A prisão de Bolsonaro foi decretada pelo ministro do Supremo Tribunal Federal (STF) Alexandre de Moraes na última segunda-feira (4). O magistrado entendeu que o ex-presidente descumpriu as medidas cautelares impostas pela Corte ao participar dos atos ocorridos no último domingo (3).

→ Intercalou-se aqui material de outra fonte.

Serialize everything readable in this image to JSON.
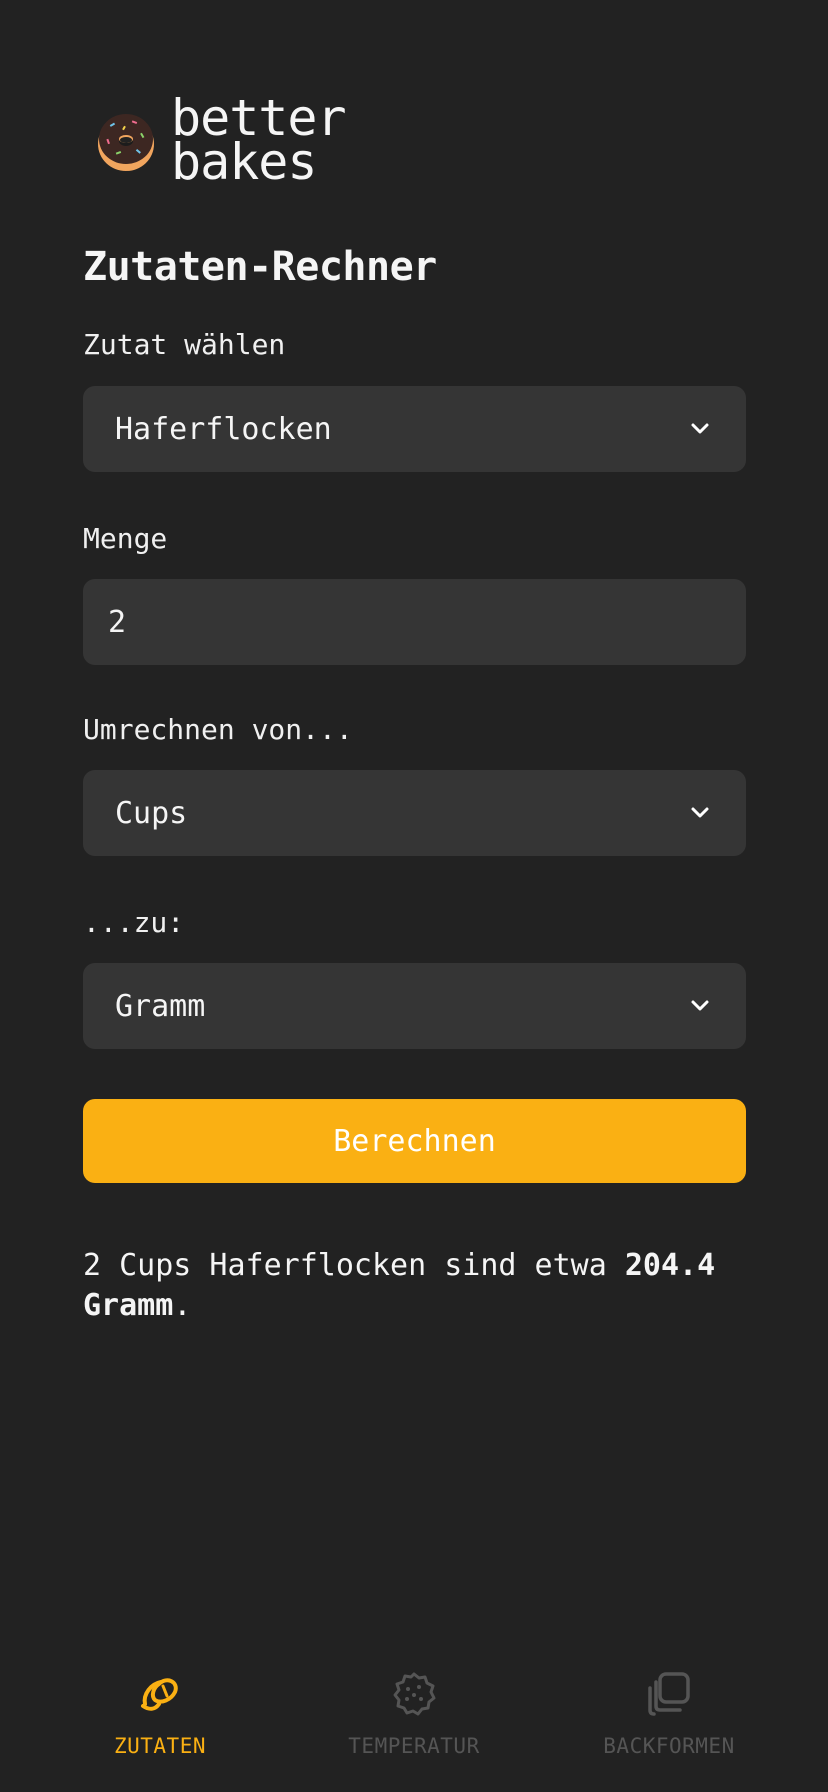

"Estou levando a prisão ao conhecimento das autoridades americanas e a gente espera que haja uma reação. Não é da tradição do governo Trump receber essa dobrada de aposta do Alexandre de Moraes e nada fazer. O que eles vão fazer, eu não sei. Não sei se isso vai passar pela mesa do Trump ou pelo secretário de Estado dos EUA, Marco Rubio. Espero que haja uma reação nos próximos momentos", disse Eduardo.
Na oportunidade, o filho do ex-presidente disse que só voltará ao Brasil com a aprovação de uma anistia ampla aos aliados de Bolsonaro e com o impeachment de Moraes do Supremo.
"Se eu retornar [ao Brasil], sei que vou ser preso. Primeiramente, tenho que tirar o Alexandre de Moraes dessa equação, anular ele, isolá-lo. A gente tem que aprovar uma anistia para que alcance todos os perseguidos por Moraes. Os meus planos aqui são: ou tenho 100% de vitória, ou 100% de derrota. Ou saio vitorioso e volto a ter uma atividade política no Brasil, ou vou viver aqui décadas em exílio. É o que eu estou assumindo, estou aceitando esse risco, porque eu acho que vale a pena", disparou.